Does this prove all the politicians who said we would grow our way out of the debt mess we’re in were right?

Hell, no!

“Grow our way out” is the favorite explanation of the politicians as to why “printing” trillions of dollars is not financially suicidal. We cannot grow our way out of the monstrous and increasing debt we have. The debt is too big and growth—even extraordinary growth—is not big enough to catch up with spending growth and pass it so that the nation’s debt-to-GDP ratio falls.

Let’s do the math.

Here is a quote from Tradingeconomics.com:

The Gross Domestic Product (GDP) in the United States expanded at an annual rate of 4.10 percent in the third quarter of 2013 over the previous quarter. GDP Growth Rate in the United States is reported by the U.S. Bureau of Economic Analysis. From 1947 until 2013, the United States GDP Growth Rate averaged 3.2 Percent reaching an all time high of 17.2 Percent in March of 1950 and a record low of -10.4 Percent in March of 1958.

 

First we need a goal. The Eurozone requires a debt-to-GDP ratio of 60% or less to join, or at least they say they do. For want of a better number, let’s pick that 60%.

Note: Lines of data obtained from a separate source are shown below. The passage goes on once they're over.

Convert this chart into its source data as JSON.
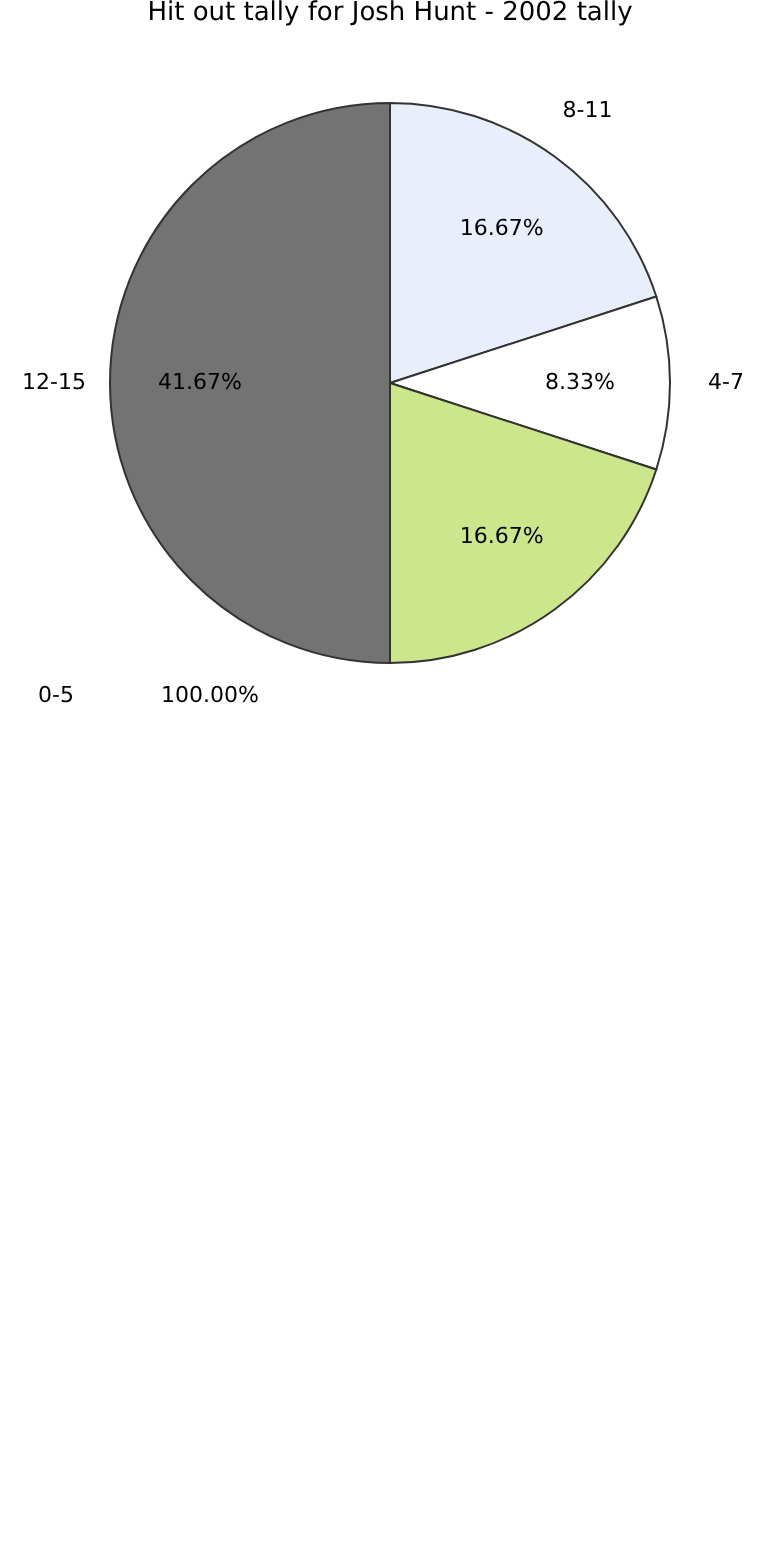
{
  "chart_data": {
    "type": "pie",
    "title": "Hit out tally for Josh Hunt - 2002 tally",
    "categories": [
      "8-11",
      "4-7",
      null,
      "12-15"
    ],
    "values": [
      16.67,
      8.33,
      16.67,
      41.67
    ],
    "value_labels": [
      "16.67%",
      "8.33%",
      "16.67%",
      "41.67%"
    ],
    "colors": [
      "#e8effb",
      "#ffffff",
      "#cce68c",
      "#737373"
    ],
    "annotations": [
      "0-5",
      "100.00%"
    ],
    "legend": false
  }
}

Our GDP is now $16 T. 60% of that would be 60% x $16 T = $9.6 T of U.S. national debt.

We are currently at 108% of GDP or $17.254 T of debt. http://www.usdebtclock.org/

So we need to pay down $17.254 T - $9.6 T = $7.654 T of debt. To do that in, say, 30 years we would have to pay down $7.654 T ÷ 30 years = $260 billion per year.

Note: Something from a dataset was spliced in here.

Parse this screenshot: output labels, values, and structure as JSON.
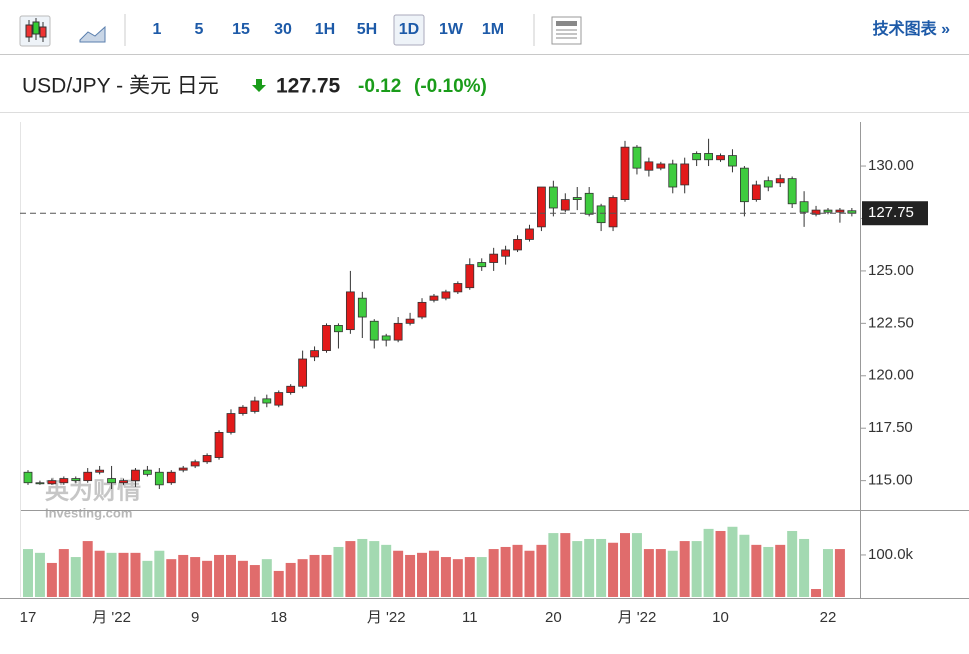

This year’s deficit is $653 B so we would have to run a surplus of $653B + $260 B = $913 B this year to pay down $260 B of debt.

How much additional tax revenue do we get from 4.1% GDP growth? According to Hauser’s Law, 19.5% of GDP becomes tax revenue. It matters not which party is in power or what the maximum tax rates are or any of that. 19.5%.

So the incremental tax revenue from incremental GDP growth of 4.1% is 4.1% x $16 T = $660 B x 19.5% = $128.7 B of additional tax revenue.

Ooops! Not enough. We need $913 B. What growth rate would that take? $913 B ÷ 19.5% = $4.682 T of additional GDP which is a GDP growth rate of $4.682 T ÷ $16 T = 29%!

So, what is our conclusion, class?

The U.S. government and the U.S dollar are toast financially.

It will try to “print” the money to pay these massive and growing bills for as long as it can get away with it. It already is. That’s what “Quantitative Easing I, II, and III” are. That will destroy the value of all USD and USD-denominated assets around the world (About $83 T). Then they will default on U.S. bond payments. Then they will be forced to abandon most federal spending on entitlements and defense.

We cannot grow our way out of it. We cannot tax our way out of it. We cannot borrow our way out of it. We cannot “print” our way out of it. The debt is way too big for any of those “solutions” to work. The only way out is for the U.S. government to crash and burn. Only then will the American people have the political will to cut entitlement spending.